What Changes for Companies
- Radical data minimization. Holding less PII lowers breach blast radius and response costs—remember the $4.4–4.88M per breach. Even partial substitution of stored documents with verifiable proofs materially shifts risk (and cyber insurance posture).
- Faster, cheaper onboarding. Reusable credentials curb the 95–100-day corporate onboarding slog and the $2.6k–$6k+ per-client KYC burn. Multiply by thousands of accounts and you’re suddenly talking board-level savings.
- Higher assurance, lower fraud. Signed credentials from regulated issuers plus revocation/status checks beat PDFs and screenshots. (Microsoft, EBSI, and others already implement StatusList 2021-style revocation.)
- Regulatory alignment. EUDI Wallets, Ofcom guidance, and OpenID profiles point to the same future: prove attributes, don’t stockpile them.
The Protego Blueprint
- Wallet UX with DID key management, secure backup, and hardware-bound keys (WebAuthn/TEE).
- Issuance connectors (OID4VCI) for governments, universities, banks; multi-format support (W3C VC, SD-JWT VC, ISO mdoc).
- Selective disclosure stack: BBS+ for unlinkable minimal proofs; SD-JWT for broad ecosystem compatibility; ZK predicate proofs for “≥ age” or “degree == true.”

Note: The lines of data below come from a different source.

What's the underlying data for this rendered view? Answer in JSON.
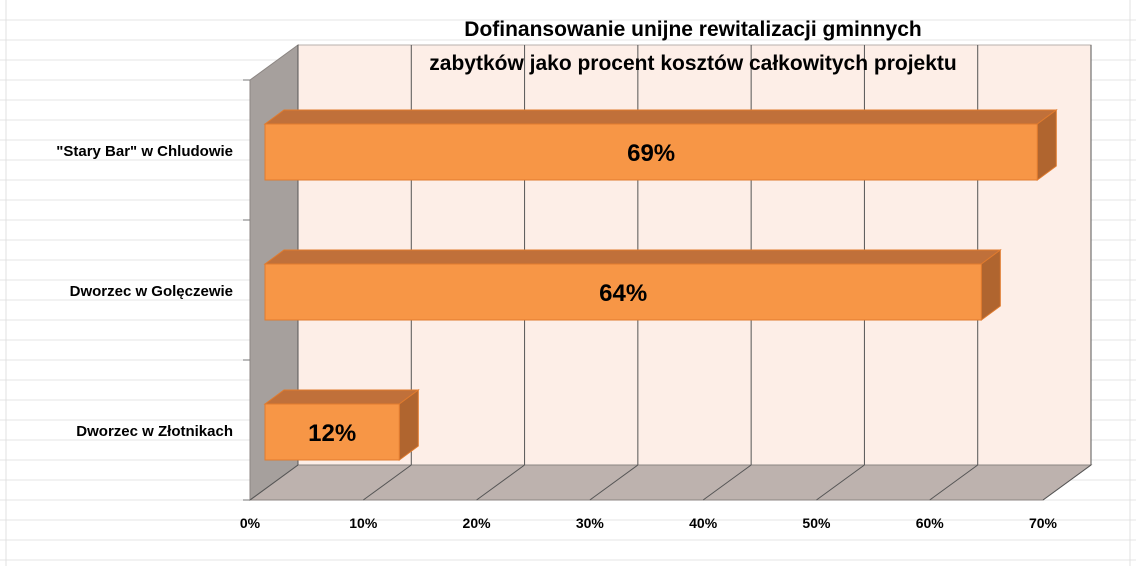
{
  "chart_data": {
    "type": "bar",
    "orientation": "horizontal",
    "title_lines": [
      "Dofinansowanie unijne rewitalizacji gminnych",
      "zabytków jako procent kosztów całkowitych projektu"
    ],
    "categories": [
      "\"Stary Bar\" w Chludowie",
      "Dworzec w Golęczewie",
      "Dworzec w Złotnikach"
    ],
    "values": [
      0.69,
      0.64,
      0.12
    ],
    "data_labels": [
      "69%",
      "64%",
      "12%"
    ],
    "xticks": [
      0,
      0.1,
      0.2,
      0.3,
      0.4,
      0.5,
      0.6,
      0.7
    ],
    "xtick_labels": [
      "0%",
      "10%",
      "20%",
      "30%",
      "40%",
      "50%",
      "60%",
      "70%"
    ],
    "xlim": [
      0,
      0.7
    ],
    "grid": true,
    "legend": "none",
    "style": "3d",
    "colors": {
      "bar_front": "#f79646",
      "bar_top": "#c0703a",
      "bar_side": "#b0652f",
      "bar_outline": "#e07b2e",
      "back_wall": "#fdeee7",
      "side_wall": "#a6a09d",
      "floor": "#bdb2ae",
      "grid": "#555555"
    }
  }
}
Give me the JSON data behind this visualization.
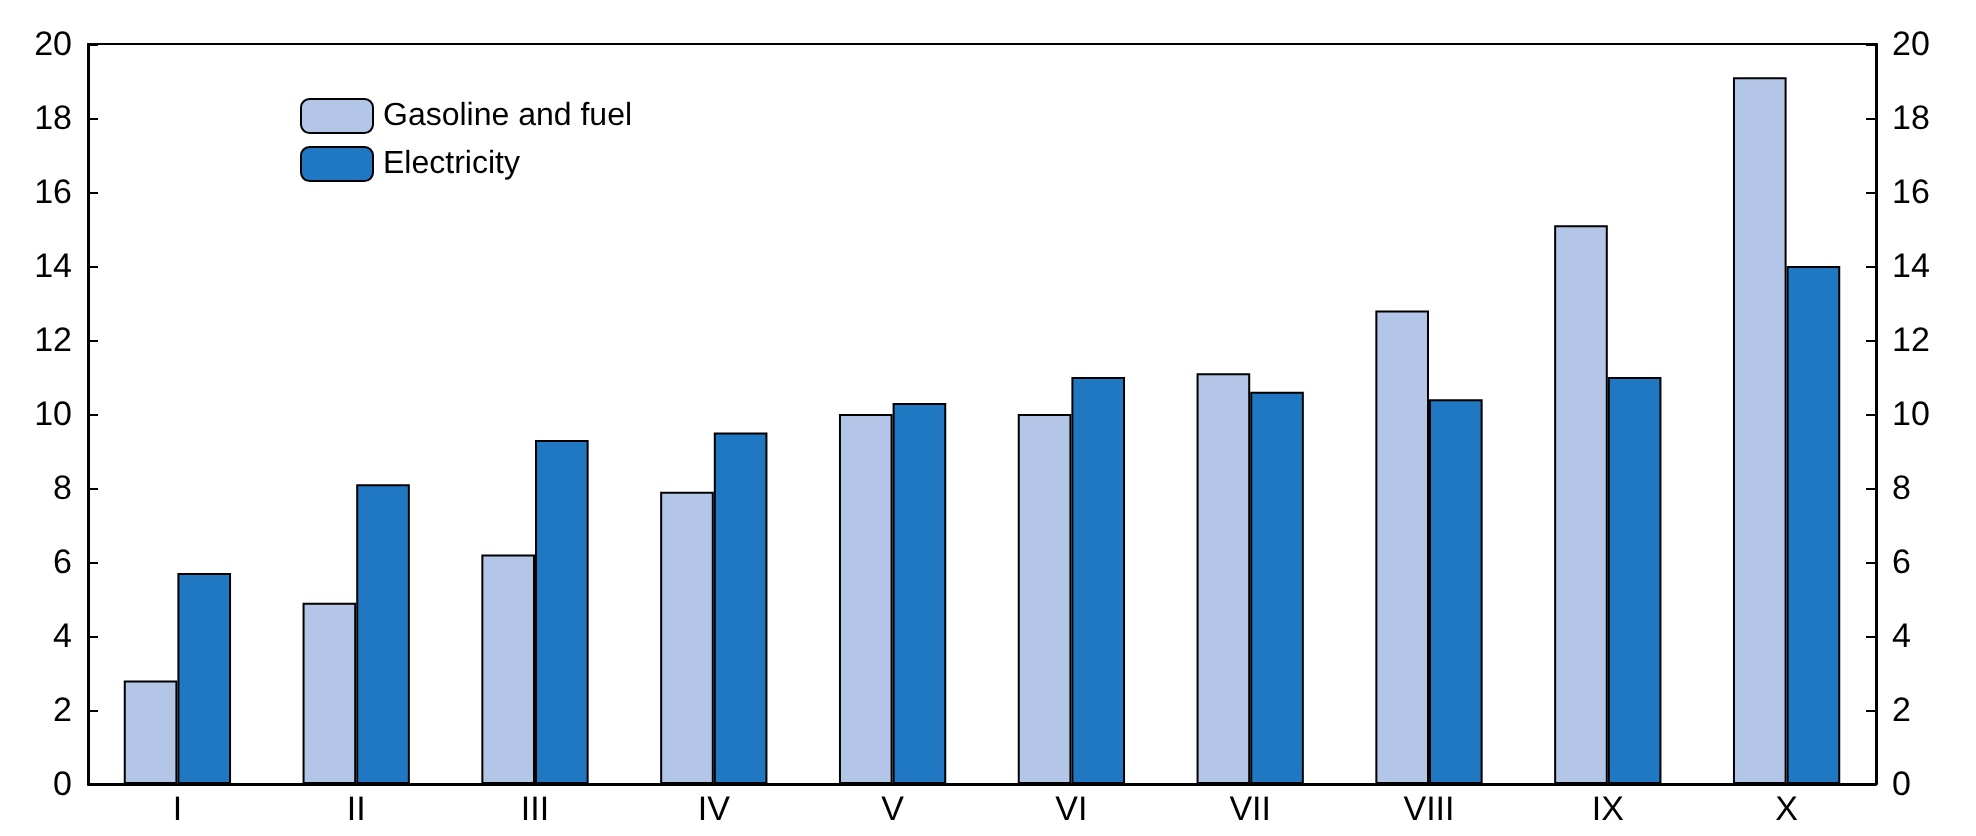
{
  "chart_data": {
    "type": "bar",
    "categories": [
      "I",
      "II",
      "III",
      "IV",
      "V",
      "VI",
      "VII",
      "VIII",
      "IX",
      "X"
    ],
    "series": [
      {
        "name": "Gasoline and fuel",
        "color": "#b4c6e7",
        "values": [
          2.8,
          4.9,
          6.2,
          7.9,
          10.0,
          10.0,
          11.1,
          12.8,
          15.1,
          19.1
        ]
      },
      {
        "name": "Electricity",
        "color": "#1f78c1",
        "values": [
          5.7,
          8.1,
          9.3,
          9.5,
          10.3,
          11.0,
          10.6,
          10.4,
          11.0,
          14.0
        ]
      }
    ],
    "ylim": [
      0,
      20
    ],
    "yticks": [
      0,
      2,
      4,
      6,
      8,
      10,
      12,
      14,
      16,
      18,
      20
    ],
    "y2lim": [
      0,
      20
    ],
    "y2ticks": [
      0,
      2,
      4,
      6,
      8,
      10,
      12,
      14,
      16,
      18,
      20
    ],
    "grid": false,
    "legend": "top left"
  }
}
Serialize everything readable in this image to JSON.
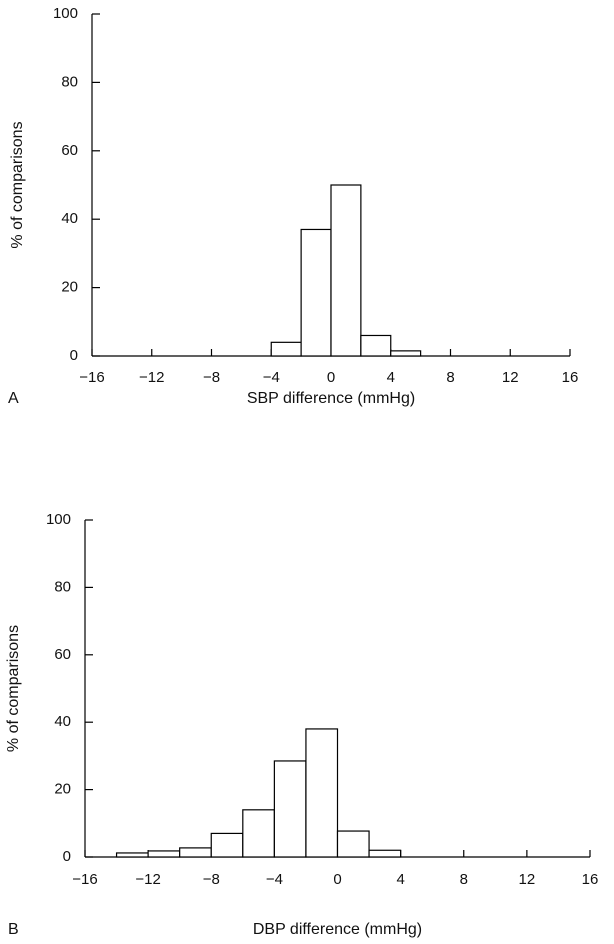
{
  "chart_data": [
    {
      "type": "histogram",
      "panel_label": "A",
      "xlabel": "SBP difference (mmHg)",
      "ylabel": "% of comparisons",
      "bins": [
        -4,
        -2,
        0,
        2,
        4,
        6
      ],
      "values": [
        4,
        37,
        50,
        6,
        1.5
      ],
      "color": "#ffffff",
      "edgecolor": "#000000",
      "xlim": [
        -16,
        16
      ],
      "ylim": [
        0,
        100
      ],
      "xticks": [
        {
          "value": -16,
          "label": "−16"
        },
        {
          "value": -12,
          "label": "−12"
        },
        {
          "value": -8,
          "label": "−8"
        },
        {
          "value": -4,
          "label": "−4"
        },
        0,
        4,
        8,
        12,
        16
      ],
      "yticks": [
        0,
        20,
        40,
        60,
        80,
        100
      ]
    },
    {
      "type": "histogram",
      "panel_label": "B",
      "xlabel": "DBP difference (mmHg)",
      "ylabel": "% of comparisons",
      "bins": [
        -14,
        -12,
        -10,
        -8,
        -6,
        -4,
        -2,
        0,
        2,
        4
      ],
      "values": [
        1.2,
        1.8,
        2.7,
        7,
        14,
        28.5,
        38,
        7.7,
        2
      ],
      "color": "#ffffff",
      "edgecolor": "#000000",
      "xlim": [
        -16,
        16
      ],
      "ylim": [
        0,
        100
      ],
      "xticks": [
        {
          "value": -16,
          "label": "−16"
        },
        {
          "value": -12,
          "label": "−12"
        },
        {
          "value": -8,
          "label": "−8"
        },
        {
          "value": -4,
          "label": "−4"
        },
        0,
        4,
        8,
        12,
        16
      ],
      "yticks": [
        0,
        20,
        40,
        60,
        80,
        100
      ]
    }
  ]
}
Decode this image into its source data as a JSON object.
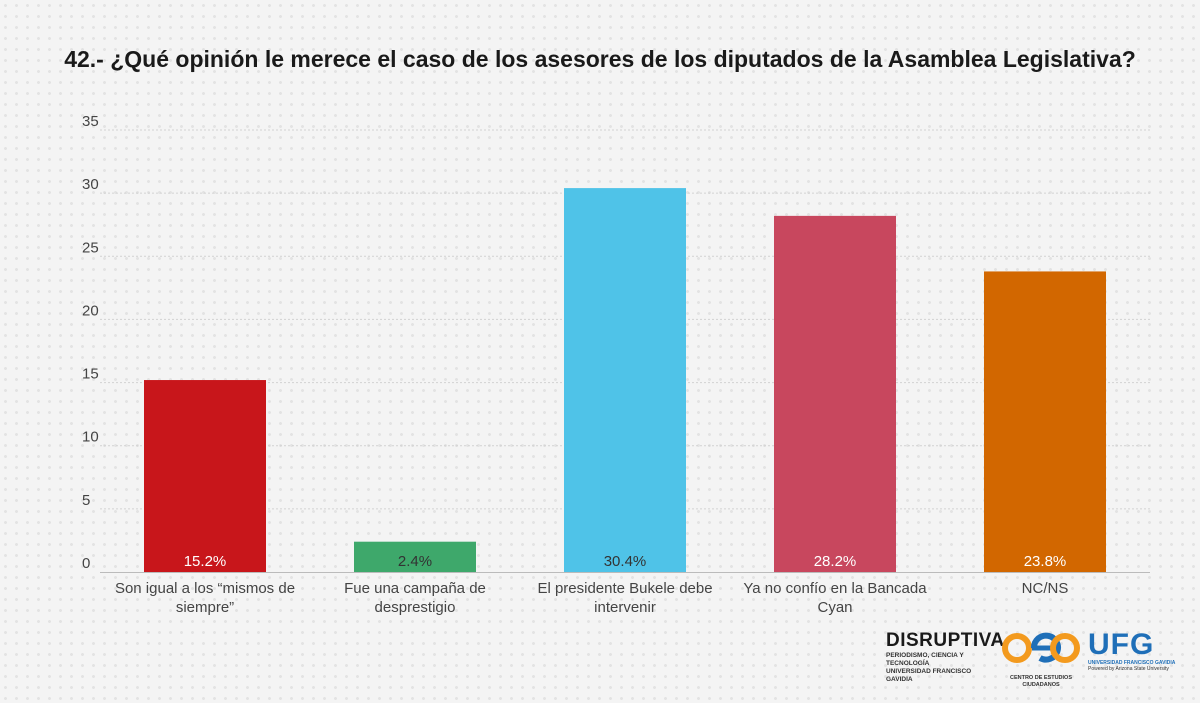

- Revocation at scale with W3C Bitstring Status Lists; privacy-preserving checks; audit trails for relying parties.
- Trust lists & governance (who can issue what) aligned with eIDAS/QEAA and sector registries.
- Edge privacy: on-device proof generation, ephemeral presentations, and policy-based disclosure (e.g., “never share birthdate”). (Apple’s mDL approach shows the pattern.)
Will This Eliminate All Breaches?
No system eliminates breaches. But Protego drastically narrows the blast radius by:
- keeping source documents off the verifier’s servers,
- converting many checks into math, not storage, and
- enabling instant invalidation via revocation/status.
Even a modest cut in retained PII can be worth millions per incident avoided or softened.
The Future of Identity
Picture onboarding that feels like Apple Pay: tap your wallet, consent to “share: age-over-18,” and a verifier sees yes/no with a signature—not a scan of your passport. Picture transcripts as portable proofs: an employer verifies a degree in seconds without pinging your university. Protego is that vision: a wallet that lets people prove themselves without becoming a product.
If Web2 was “collect, store, hope,” Web3 identity is “prove, verify, move on.”